Decentralized political order defended
Judge Feldman relies on the high court’s decision in 2013 to overturn the Defense of Marriage Act provisions that let the federal government pinch states into a its definition of marriage. That act held marriage as it should be, between one man and one woman. But that provision was thrown out because New York had decreed that two men may marry, and since marriage has always been a state prerogative, the justices ruled DOMA an unconstitutional infringement on states’ lawful authority in a federated system of multi-level governments.
The Windsor opinion is one that “does little more than give both sides in this case something to hope for,” Judge Feldman says. “Observing ‘DOMA’s unusual deviation from the usual tradition of recognizing and accepting state definitions of marriage,’ the Court inferred that Congress had acted with a discriminatory purpose” (italics mine). Judge Feldman worries that the Windsor case, to his court’s “unease *** merely offers bits and pieces of hope to both sides.” Though the pro-marriage dissenters in Windsor scoffed at the seven pages of states’ rights talk in the ruling, Judge Feldman views this material as important, quoting it extensively and explaining states’ rights, as they are commonly called.
The recognition of civil marriages is central to state domestic relations law applicable to its residents and citizens. See Williams v. North Carolina, 317 U.S. 287, 298 (1942) (“Each state as a sovereign has a rightful and legitimate concern in the marital status of persons domiciled within its borders”). The definition of marriage is the foundation of the State’s broader authority to regulate the subject of domestic relations with respect to the “[p]rotection of offspring, property interests, and the enforcement of marital responsibilities.” Ibid. “[T]he states, at the time of the adoption of the Constitution, possessed full power over the subject of marriage and divorce…[and] the Constitution delegated no authority to the Government of the United States on the subject of marriage and divorce.” The whole subject of the domestic relations of husband and wife, parent and child, belongs to the laws of the States and not to the laws of the United States.
Liberal Justice Kennedy is quoted as instructing his readers that “[t]he significance of state responsibilities for the definition and regulation of marriage dates to the Nation’s beginning; for ‘when the Constitution was adopted the common understanding was that the domestic relations of husband and wife and parent and child were matters reserved to the States.’ *** Marriage laws vary in some respects from State to State.’ In his dissent in Windsor, Judge Roberts says the ruling leaves unchanged ‘the concerns for state diversity and sovereignty.’”
The judiciary must have an “emphatic trust in deference for free and open debate in a democracy,” Judge Feldman says. “It seems to me that the sweeping judicial action undertaken today reflects a basic lack of faith and confidence in the democratic process.”
Some states have gone for gay marriage, have “chosen differently,” but that doesn’t “mandate that Louisiana has overstepped its sovereign authority,” he explains.

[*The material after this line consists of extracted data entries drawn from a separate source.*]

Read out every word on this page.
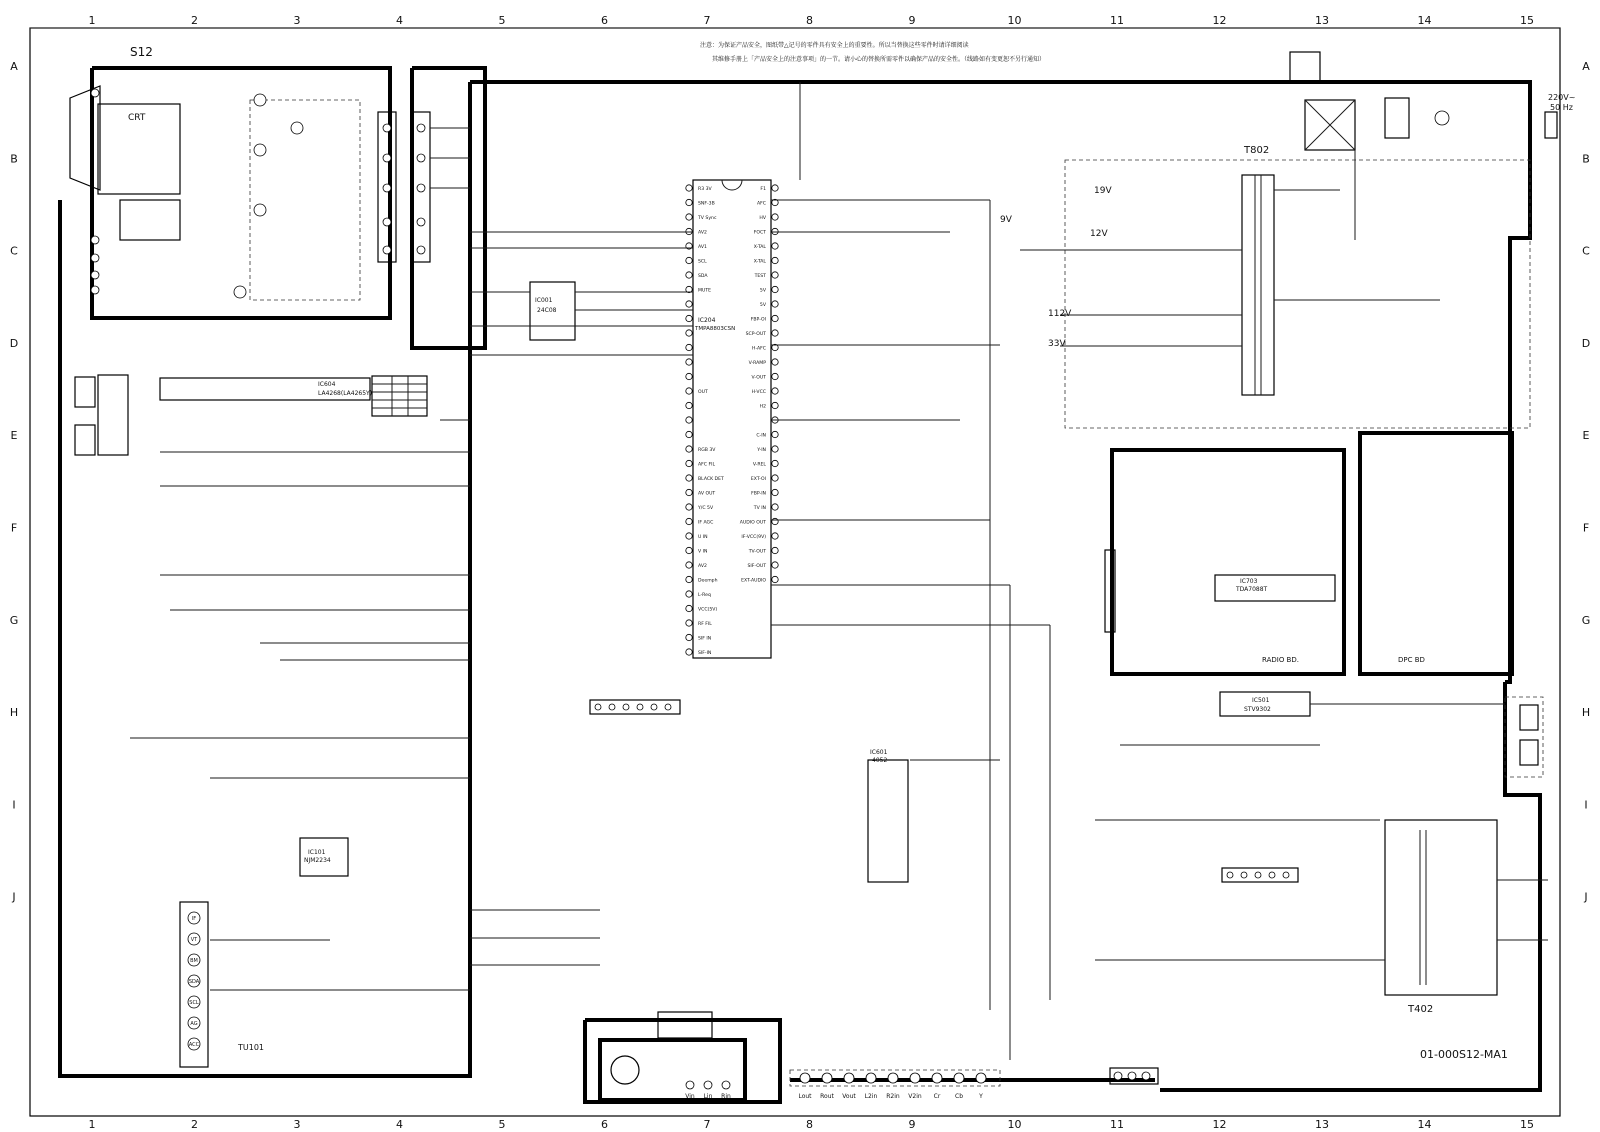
1	2	3	4	5	6	7	8	9	10	11	12	13	14	15
1	2	3	4	5	6	7	8	9	10	11	12	13	14	15
A
B
C
D
E
F
G
H
I
J
A
B
C
D
E
F
G
H
I
J
注意：为保证产品安全，图纸带△记号的零件具有安全上的重要性。所以当替换这些零件时请详细阅读
其维修手册上「产品安全上的注意事项」的一节。请小心的替换所需零件以确保产品的安全性。（线路如有变更恕不另行通知）
S12
CRT
IC204
TMPA8803CSN
R3 3V
SNF-3B
TV Sync
AV2
AV1
SCL
SDA
MUTE
OUT
RGB 3V
AFC FIL
BLACK DET
AV OUT
Y/C 5V
IF AGC
U IN
V IN
AV2
Deemph
L-Req
VCC(5V)
RF FIL
SIF IN
SIF-IN
F1
AFC
HV
FOCT
X-TAL
X-TAL
TEST
5V
5V
FBP-OI
SCP-OUT
H-AFC
V-RAMP
V-OUT
H-VCC
H2
C-IN
Y-IN
V-REL
EXT-OI
FBP-IN
TV IN
AUDIO OUT
IF-VCC(9V)
TV-OUT
SIF-OUT
EXT-AUDIO
IC001
24C08
IC604
LA4268(LA4265Y)
IC601
4052
IC101
NJM2234
IC501
STV9302
IC703
TDA7088T
RADIO BD.	DPC BD
T802
19V
9V
12V
112V
33V
220V~
50 Hz
T402
IF
VT
BM
SDA
SCL
AG
ACC	TU101
Vin Lin Rin	Lout Rout Vout L2in R2in V2in Cr Cb	Y
01-000S12-MA1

Poofter theory vs. democratic processes
Gay theory is a novelty. It should be viewed warily by courts and states, he warns. He says the language in Windsor is “an amorphous but alluring ‘evolving understanding of the meaning of equality.’” Judge Feldman rejects a higher standard of review sought by gay petitioners and intends to be “more circumspect. In light of still-binding precedent, this Court declines to fashion a new suspect class. To do so would distort precedent and demean the democratic process.”
He warns against judges’ caught up in the excitement of gay political gains and theory of yielding to the “temptation to read personal preference into the Constitution [which] is understandably great …. But it is not the business of this Court to pronounce policy. It must observe a fastidious regard for limitations on its own power, and this precludes the Court giving effect to its own notions of what is wise or politic.”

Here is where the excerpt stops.